Sungguh bergetar dinding sanubari lelaki itu mendengar uraian cinta tak berhingga dewinya.
“Kedua, uruslah semua masalah jenazahku pada malam hari. Lakukanlah semuanya dengan rahasia agar tak menjadi upacara umum.”
Detik-detik perpisahan kian bergerak. Keduanya berpelukan erat dan lama seakan berusaha menyimpan kehangatan gelora sebesar mungkin.
Ia meminta kepada pembantunya, Asma’ binti Umais dan Fidhah, memindahkan ranjang ke ruangan tengah.
Tak lama kemudian, sambil tertatih ia menuju kamar mandi. Tawaran bantuan dari kedua wanita pembantu untuk memandunya ditolaknya dengan isyarat tangan.
Ia ingin membersihkan bercak-bercak darah dan menyembunyikan luka memar di tubuhnya dari suaminya yang akan memadikannya nanti.
Beberapa menit kemudian ia keluar dari kamar mandi.

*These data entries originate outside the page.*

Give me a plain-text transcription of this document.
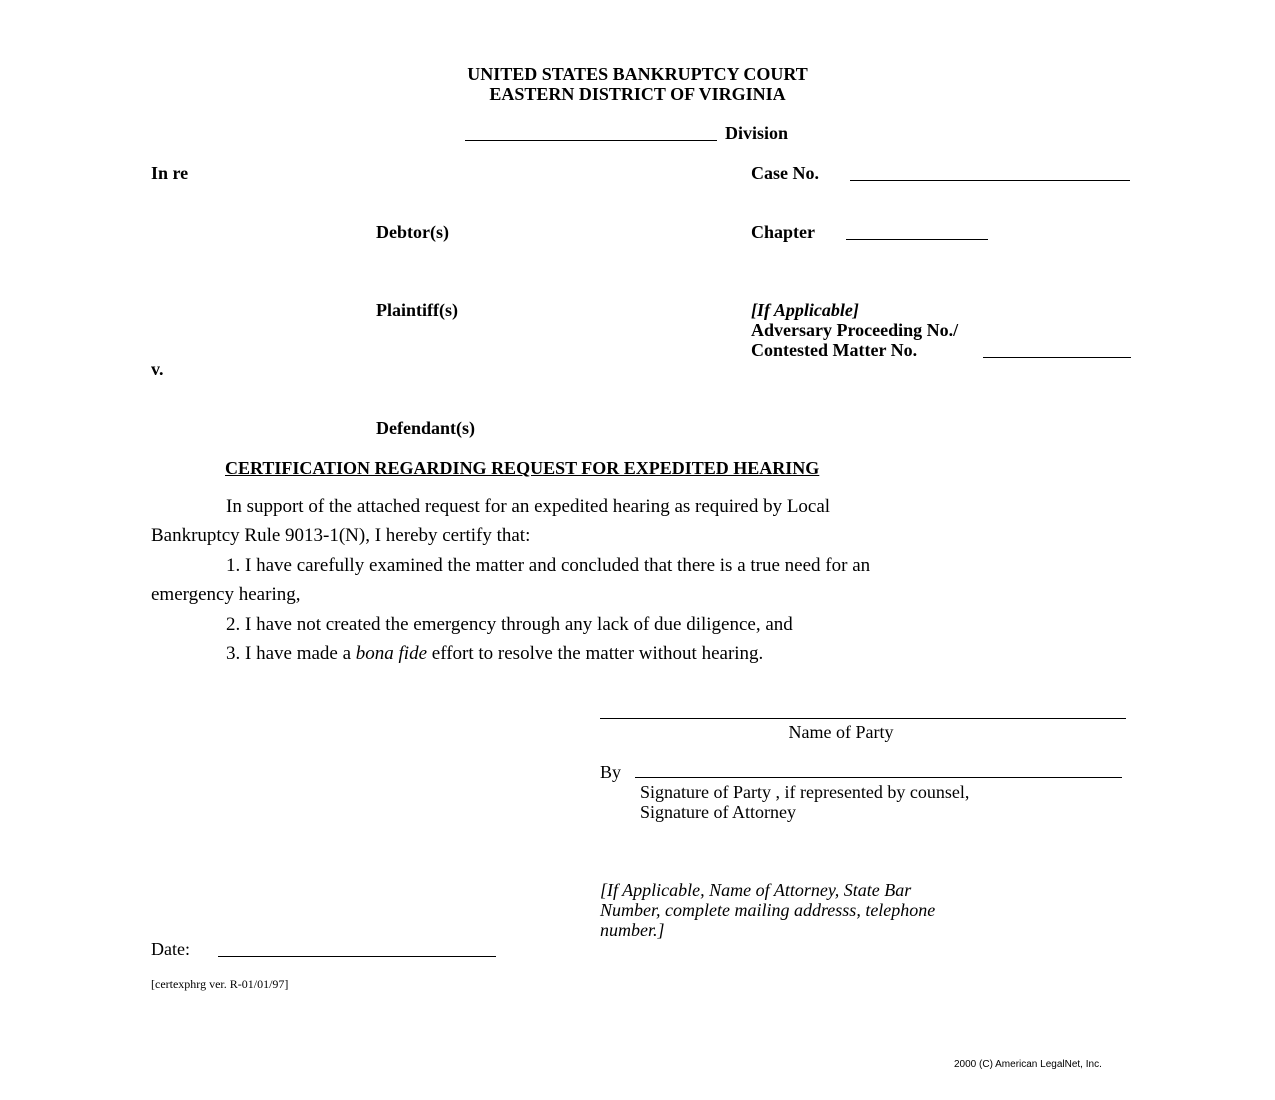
UNITED STATES BANKRUPTCY COURT
EASTERN DISTRICT OF VIRGINIA
Division
In re	Case No.
Debtor(s)	Chapter
Plaintiff(s)	[If Applicable]
Adversary Proceeding No./
Contested Matter No.
v.
Defendant(s)
CERTIFICATION REGARDING REQUEST FOR EXPEDITED HEARING
In support of the attached request for an expedited hearing as required by Local
Bankruptcy Rule 9013-1(N), I hereby certify that:
1. I have carefully examined the matter and concluded that there is a true need for an
emergency hearing,
2. I have not created the emergency through any lack of due diligence, and
3. I have made a bona fide effort to resolve the matter without hearing.
Name of Party
By
Signature of Party , if represented by counsel,
Signature of Attorney
[If Applicable, Name of Attorney, State Bar
Number, complete mailing addresss, telephone
number.]
Date:
[certexphrg ver. R-01/01/97]
2000 (C) American LegalNet, Inc.
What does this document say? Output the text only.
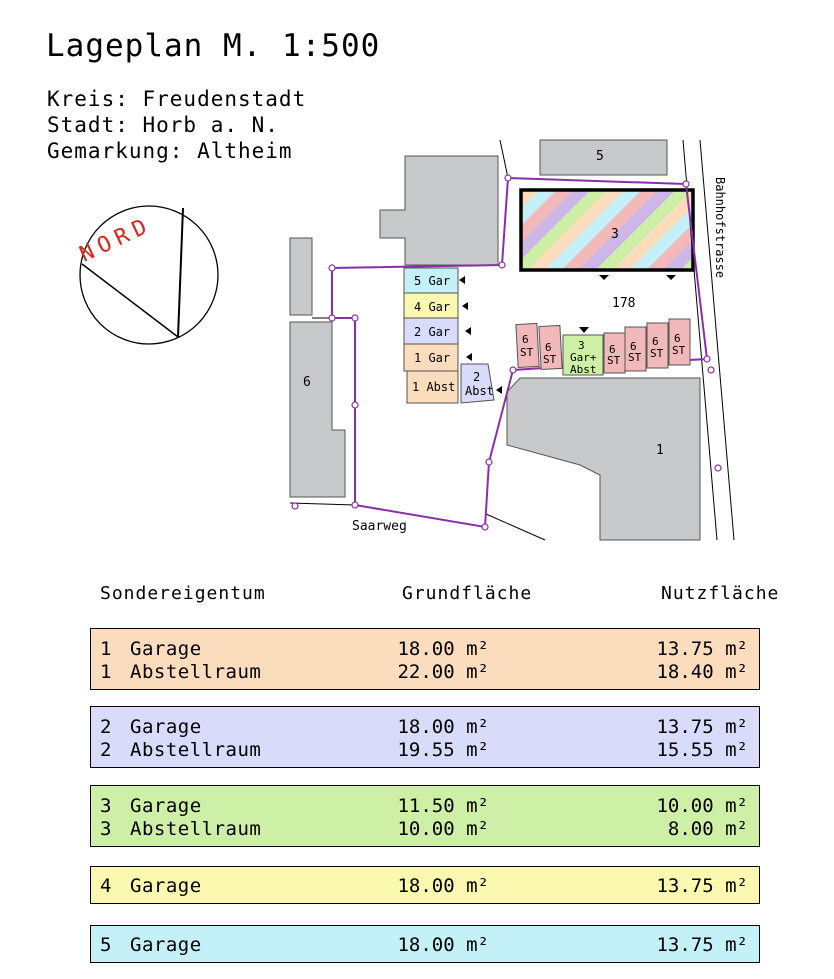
Lageplan M. 1:500
Kreis: Freudenstadt
Stadt: Horb a. N.
Gemarkung: Altheim
NORD
5 Gar
4 Gar
2 Gar
1 Gar
1 Abst
2
Abst
6
ST 6
ST
3
Gar+
Abst
6
ST
6
ST
6
ST
6
ST
5
3
6
1
178
Saarweg
Bahnhofstrasse
Sondereigentum	Grundfläche	Nutzfläche
1 Garage	18.00 m²	13.75 m²
1 Abstellraum	22.00 m²	18.40 m²
2 Garage	18.00 m²	13.75 m²
2 Abstellraum	19.55 m²	15.55 m²
3 Garage	11.50 m²	10.00 m²
3 Abstellraum	10.00 m²	8.00 m²
4 Garage	18.00 m²	13.75 m²
5 Garage	18.00 m²	13.75 m²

Cahaya memancar dari balik busana putih yang baru dikenakannya menuju ruang tengah. Ia berbaring disana.
Parasnya menengadah menatap lelangit rumah dan matanya yang sembab menembus angkasa seraya berucap:
“Salam atasmu, wahai Jibrail. Salam atasmu, wahai Rasulallah. Ya Allah bersama RasulMu, dalam kerelaan dan surga yang penuh kedamaian”

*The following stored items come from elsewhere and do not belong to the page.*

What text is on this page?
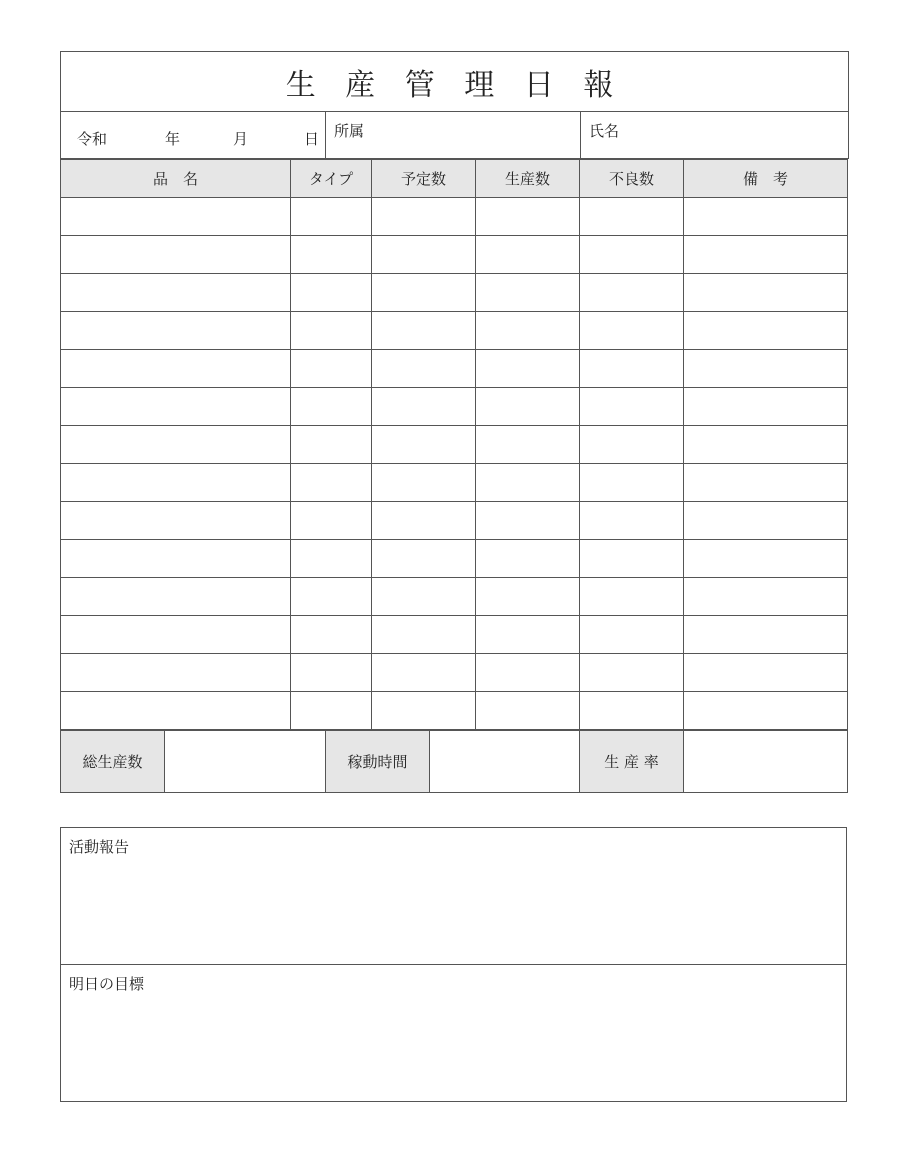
生 産 管 理 日 報

令和	年	月	日	所属	氏名
品　名	タイプ	予定数	生産数	不良数	備　考

総生産数		稼動時間		生 産 率	
活動報告

明日の目標
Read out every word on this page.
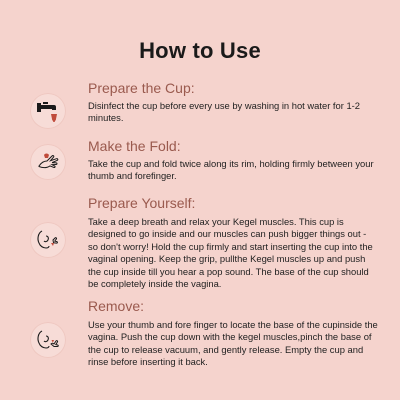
How to Use
Prepare the Cup:
Disinfect the cup before every use by washing in hot water for 1-2 minutes.
Make the Fold:
Take the cup and fold twice along its rim, holding firmly between your thumb and forefinger.
Prepare Yourself:
Take a deep breath and relax your Kegel muscles. This cup is designed to go inside and our muscles can push bigger things out - so don't worry! Hold the cup firmly and start inserting the cup into the vaginal opening. Keep the grip, pullthe Kegel muscles up and push the cup inside till you hear a pop sound. The base of the cup should be completely inside the vagina.
Remove:
Use your thumb and fore finger to locate the base of the cupinside the vagina. Push the cup down with the kegel muscles,pinch the base of the cup to release vacuum, and gently release. Empty the cup and rinse before inserting it back.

Sesaat kemudian ia penjamkan kedua matanya serta menjulurkan tubuhnya kedua kaki dan tangannya… dan ruh harum malakuti itu pun terbang dikawal pawai jejiwa suci menembus atmosfir, beriring himne para malakikat Innaa lillaaaaaaaaaaaaah wa inna ilaihi raji’un.
Dalam hantaran suami yang kehilangan, putra-putri yang yatim,
“Keranda malam” bergerak membedah kabut malam menyusuri bukit-bukti pasir Madinah hingga suatu tempat tak bernama.
“Keranda malam” meninggalkan hiruk pikuk pesta “dagang sapi” di Pendawa Saqifah
“Keranda malam” membawa prasasti abadi “Sang Demonstran”.